(falta de) Criatividade

A escritora norte-americana Maya Angelou dizia que não é possível definir a criatividade, mas é algo que “quanto mais você a usa, mais você tem”.

Para Aristóteles, somos seres sociais, e as grandes conquistas da humanidade são todas frutos do instinto cooperativista com que nascemos. É de se imaginar, então, que o período de quarentena imposta seja desafiador no que diz respeito a descobrir novos estímulos e jeitos novos de se pensar fora da caixa. Ora, se ser criativo depende de incentivos para que a habilidade seja desenvolvida desde cedo, a vivência do ócio durante o período de isolamento social pode ajudar ainda mais nesse processo.

O papel das marcas agora é, em proporções iguais, utilizar sua voz para conscientizar e entreter seu público. Em um momento em que vivemos rodeados por notícias ruins, o usuário médio busca alguma forma de se desvincular desse turbilhão de emoções - e ainda assim manter-se informado e seguro. O papel de levar informações importantes com um tom de voz sutil cabe às marcas, que neste momento devem adaptar seus discursos de não apenas oferecer um produto, mas conversar com sua clientela com um estilo de conversa mais humanitário e empático.

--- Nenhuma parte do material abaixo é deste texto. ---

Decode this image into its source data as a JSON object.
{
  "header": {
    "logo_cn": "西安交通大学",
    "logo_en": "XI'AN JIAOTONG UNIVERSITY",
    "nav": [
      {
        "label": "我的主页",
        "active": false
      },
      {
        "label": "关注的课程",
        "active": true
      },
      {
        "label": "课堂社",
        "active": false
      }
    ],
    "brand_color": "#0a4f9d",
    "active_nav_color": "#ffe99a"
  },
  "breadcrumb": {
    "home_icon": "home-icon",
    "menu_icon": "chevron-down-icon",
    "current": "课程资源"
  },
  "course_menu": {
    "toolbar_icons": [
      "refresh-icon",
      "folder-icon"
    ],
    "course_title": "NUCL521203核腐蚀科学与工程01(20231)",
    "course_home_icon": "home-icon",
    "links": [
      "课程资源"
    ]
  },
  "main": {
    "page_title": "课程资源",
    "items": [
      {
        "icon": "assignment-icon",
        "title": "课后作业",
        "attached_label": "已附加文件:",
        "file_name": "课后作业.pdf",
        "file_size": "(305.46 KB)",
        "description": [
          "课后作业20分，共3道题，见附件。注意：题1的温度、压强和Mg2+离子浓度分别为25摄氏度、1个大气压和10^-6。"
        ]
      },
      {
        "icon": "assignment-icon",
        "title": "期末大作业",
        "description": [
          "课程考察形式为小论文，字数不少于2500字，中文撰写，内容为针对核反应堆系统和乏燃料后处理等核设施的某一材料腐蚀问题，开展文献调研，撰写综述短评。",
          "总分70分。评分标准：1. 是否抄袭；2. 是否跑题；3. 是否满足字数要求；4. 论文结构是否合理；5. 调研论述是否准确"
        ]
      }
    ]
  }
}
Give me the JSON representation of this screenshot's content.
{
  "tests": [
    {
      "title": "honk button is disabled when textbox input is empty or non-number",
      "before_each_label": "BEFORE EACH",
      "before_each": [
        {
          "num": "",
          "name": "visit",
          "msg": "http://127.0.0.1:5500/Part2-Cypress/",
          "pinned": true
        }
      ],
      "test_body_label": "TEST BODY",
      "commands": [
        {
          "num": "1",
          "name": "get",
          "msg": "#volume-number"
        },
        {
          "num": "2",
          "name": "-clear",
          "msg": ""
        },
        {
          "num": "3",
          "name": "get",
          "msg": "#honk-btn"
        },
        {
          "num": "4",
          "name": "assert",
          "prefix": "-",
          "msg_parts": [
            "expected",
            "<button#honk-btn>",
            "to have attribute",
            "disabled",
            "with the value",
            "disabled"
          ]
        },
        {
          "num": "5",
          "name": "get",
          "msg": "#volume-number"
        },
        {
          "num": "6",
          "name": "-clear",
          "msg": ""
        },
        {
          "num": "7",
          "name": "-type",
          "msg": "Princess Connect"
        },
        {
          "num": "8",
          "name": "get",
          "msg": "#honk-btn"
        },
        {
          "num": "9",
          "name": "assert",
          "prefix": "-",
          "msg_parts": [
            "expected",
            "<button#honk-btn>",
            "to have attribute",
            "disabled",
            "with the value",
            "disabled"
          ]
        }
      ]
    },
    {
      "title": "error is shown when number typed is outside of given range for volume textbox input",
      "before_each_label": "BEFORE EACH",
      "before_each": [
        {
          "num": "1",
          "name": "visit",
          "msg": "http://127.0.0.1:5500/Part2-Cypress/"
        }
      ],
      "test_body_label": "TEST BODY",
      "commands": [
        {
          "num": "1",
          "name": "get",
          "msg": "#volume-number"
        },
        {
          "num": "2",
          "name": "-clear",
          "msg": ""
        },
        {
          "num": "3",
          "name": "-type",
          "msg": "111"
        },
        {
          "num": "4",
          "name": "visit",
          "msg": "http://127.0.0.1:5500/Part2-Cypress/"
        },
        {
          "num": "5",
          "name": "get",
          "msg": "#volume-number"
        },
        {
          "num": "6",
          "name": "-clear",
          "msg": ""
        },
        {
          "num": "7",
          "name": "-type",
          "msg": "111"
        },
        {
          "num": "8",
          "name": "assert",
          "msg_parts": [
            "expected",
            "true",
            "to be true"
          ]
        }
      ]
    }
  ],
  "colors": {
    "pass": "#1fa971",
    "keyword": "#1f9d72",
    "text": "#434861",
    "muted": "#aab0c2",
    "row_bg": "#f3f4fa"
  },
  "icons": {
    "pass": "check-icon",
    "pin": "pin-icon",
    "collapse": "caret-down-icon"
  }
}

É momento de se focar não em vender, mas no branding que fará sua empresa ser lembrada e conquistar o afeto de seus seguidores. 

Presenciamos uma série de ações geniais nos últimos meses - a AmBev dedicando parte de sua força produtiva à distribuição de álcool em gel, o Mercado Livre alterando seu logo para reforçar o isolamento social, o quebra-cabeças da Heinz com todas as 570 peças na mesma tonalidade de vermelho para mostrar que “coisas boas levam tempo - e agora temos um pouco mais de tempo”, dentre muitas, muitas outras que chocam, fazem rir ou promovem reflexão sobre o tema. A questão é: a inovação publicitária nunca foi tão importante. Mas, é claro, como manter-se criativo se estamos afastados de todo o processo de criação que já conhecemos - sem podermos busca inspiração nas coisas mais banais das ruas ou numa conversa com colegas? 


 

Não existe uma solução única ou a recuperação instantânea da criatividade - mas algumas dicas de pequenos comportamentos que podem, sim, auxiliar nessa jornada que é tão pessoal para cada um: 

Esvazie a mente: durante o período de isolamento social é muito fácil ceder à rotina e saturar-se de notícias ruins em um grau excessivo. Procure tirar um tempo do dia para relaxar, sem nenhum estímulo externo. São dos momentos de reflexão cotidianas que surgem as melhores ideias. 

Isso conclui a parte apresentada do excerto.